The six-page report from the Ministry of Defence’s Directorate of Scientific Intelligence (the equivalent of the CIA in America), dated June 1951, was produced by a top-secret panel of military-intelligence experts known as the “Flying Saucer Working Party.”
According to the report, the five-member team had been meeting since 1950 to analyze reports of unexplained sightings from RAF and Royal Navy pilots. The Flying Saucer Working Party, much like the Air Force higher-ups overseeing the Project Blue Book investigations in America, dismissed all sightings by experienced military personnel as either “mistaken identification of conventional aircraft,” “optical illusions and psychological delusions,” known “astronomical or meteorological phenomena” or “deliberate hoaxes.”
The clandestine team concluded that the only way to get substantiated data on UFOs would be to establish a global network of radar stations and photographers continuously monitoring the sky for aberrations.
“We should regard this, on the evidence so far available, as a singularly profitless enterprise,” they wrote. “We accordingly recommend very strongly that no further investigation of reported mysterious aerial phenomena be undertaken, unless and until some material evidence becomes available.”
This was the conclusion shared with Winston Churchill when he fired off a memo in the summer of 1952 reading, “What does all this stuff about flying saucers amount to? What can it mean? What is the truth? Let me have a report at your convenience.” Churchill was shown the top-secret report and the topic of UFO investigations was briefly laid to rest. That is, until Exercise Mainbrace.
Mainbrace revives British UFO investigations—sort of
In the wake of the Topcliffe sighting and resulting newspaper coverage, the British military intelligence was forced to “officially recognize the UFO,” according to Ruppelt of Project Blue Book. In 1953, the British Air Ministry established a “UFO desk” within the Deputy Directorate of Intelligence known cryptically as “AI3.” From then on, all unexplained sightings by British military personnel would be controlled internally, classified as “restricted” and not shared with the press.

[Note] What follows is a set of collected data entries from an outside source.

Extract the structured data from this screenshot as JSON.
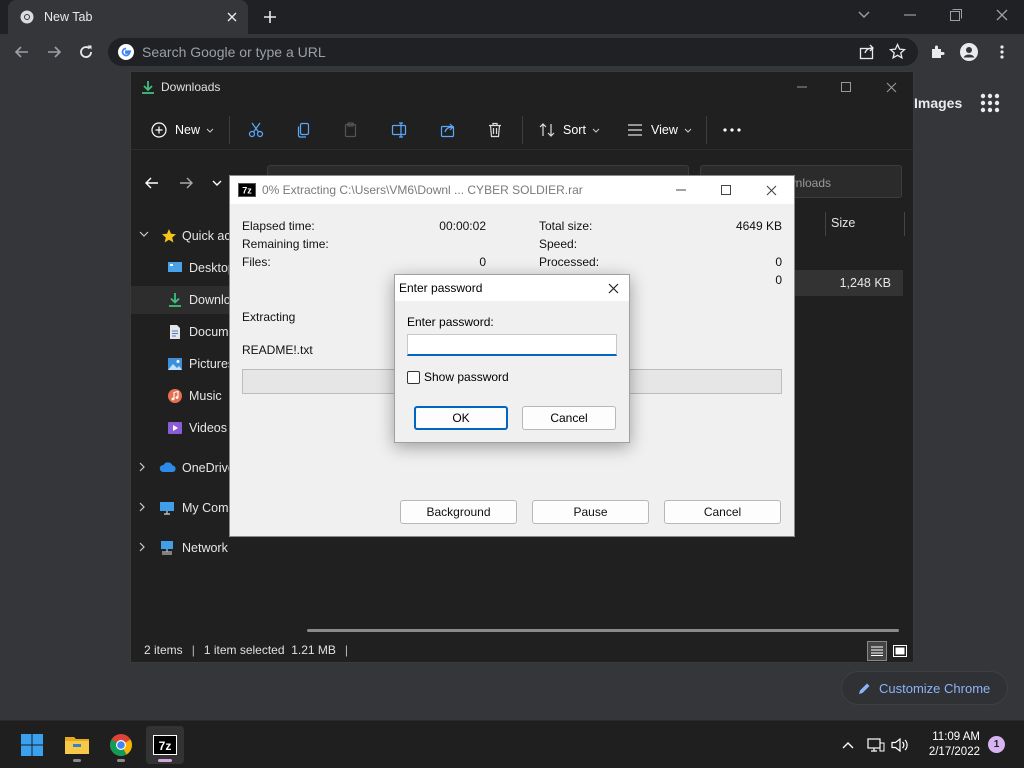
{
  "chrome": {
    "tab_title": "New Tab",
    "omnibox_placeholder": "Search Google or type a URL",
    "images_link": "Images",
    "customize_label": "Customize Chrome"
  },
  "explorer": {
    "title": "Downloads",
    "commands": {
      "new": "New",
      "sort": "Sort",
      "view": "View"
    },
    "search_placeholder": "Search Downloads",
    "search_visible": "wnloads",
    "nav": [
      {
        "label": "Quick access"
      },
      {
        "label": "Desktop"
      },
      {
        "label": "Downloads"
      },
      {
        "label": "Documents"
      },
      {
        "label": "Pictures"
      },
      {
        "label": "Music"
      },
      {
        "label": "Videos"
      },
      {
        "label": "OneDrive"
      },
      {
        "label": "My Computer"
      },
      {
        "label": "Network"
      }
    ],
    "nav_visible": [
      "Quick acc",
      "Desktop",
      "Downlo",
      "Docum",
      "Pictures",
      "Music",
      "Videos",
      "OneDrive",
      "My Comp",
      "Network"
    ],
    "column_size": "Size",
    "row_size": "1,248 KB",
    "status": {
      "items": "2 items",
      "selected": "1 item selected  1.21 MB"
    }
  },
  "extract": {
    "title": "0% Extracting C:\\Users\\VM6\\Downl ...  CYBER SOLDIER.rar",
    "elapsed_label": "Elapsed time:",
    "elapsed_value": "00:00:02",
    "remaining_label": "Remaining time:",
    "files_label": "Files:",
    "files_value": "0",
    "total_size_label": "Total size:",
    "total_size_value": "4649 KB",
    "speed_label": "Speed:",
    "processed_label": "Processed:",
    "processed_value": "0",
    "packed_value": "0",
    "action": "Extracting",
    "current_file": "README!.txt",
    "progress": 0,
    "buttons": {
      "background": "Background",
      "pause": "Pause",
      "cancel": "Cancel"
    }
  },
  "password_dialog": {
    "title": "Enter password",
    "label": "Enter password:",
    "value": "",
    "show_password_label": "Show password",
    "ok": "OK",
    "cancel": "Cancel"
  },
  "taskbar": {
    "time": "11:09 AM",
    "date": "2/17/2022",
    "notification_count": "1"
  },
  "colors": {
    "chrome_dark": "#202124",
    "explorer_bg": "#202020",
    "dialog_bg": "#f0f0f0",
    "accent": "#0067c0",
    "link_blue": "#8ab4f8"
  },
  "icons": [
    "chrome-icon",
    "close-icon",
    "plus-icon",
    "back-icon",
    "forward-icon",
    "reload-icon",
    "google-icon",
    "share-icon",
    "star-icon",
    "extensions-icon",
    "profile-icon",
    "menu-icon",
    "apps-grid-icon",
    "pencil-icon",
    "download-icon",
    "cut-icon",
    "copy-icon",
    "paste-icon",
    "rename-icon",
    "share-icon",
    "delete-icon",
    "sort-icon",
    "view-icon",
    "more-icon",
    "star-icon",
    "desktop-icon",
    "documents-icon",
    "pictures-icon",
    "music-icon",
    "videos-icon",
    "cloud-icon",
    "computer-icon",
    "network-icon",
    "7zip-icon",
    "windows-icon",
    "folder-icon",
    "wifi-icon",
    "volume-icon"
  ]
}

Clarke, for one, isn’t surprised that dozens of sailors and airmen spotted unidentified and unexplainable aerial phenomena during two weeks of high-stakes exercises.
“You have all these military personnel on high alert looking for potential intruder aircraft,” he says. “There’s a good chance they’re going to see things that might have otherwise been ignored.”
As to the seriousness of the British military’s investigations into Topcliffe and later UFO sightings, Clarke cites a newspaper clipping published months after the Mainbrace exercises where a reporter pressed an Air Ministry official for the results of their investigation. The official said he had “no idea” if the investigation was ongoing or if its conclusions would be shared with the public.
“Was there any chance that it might turn out to be a flying saucer?” wrote the reporter. “One gathered from the low chuckle of the official that there was not the remotest chance. ‘We take those stories with a large spoon of salt, old boy,’ he said.”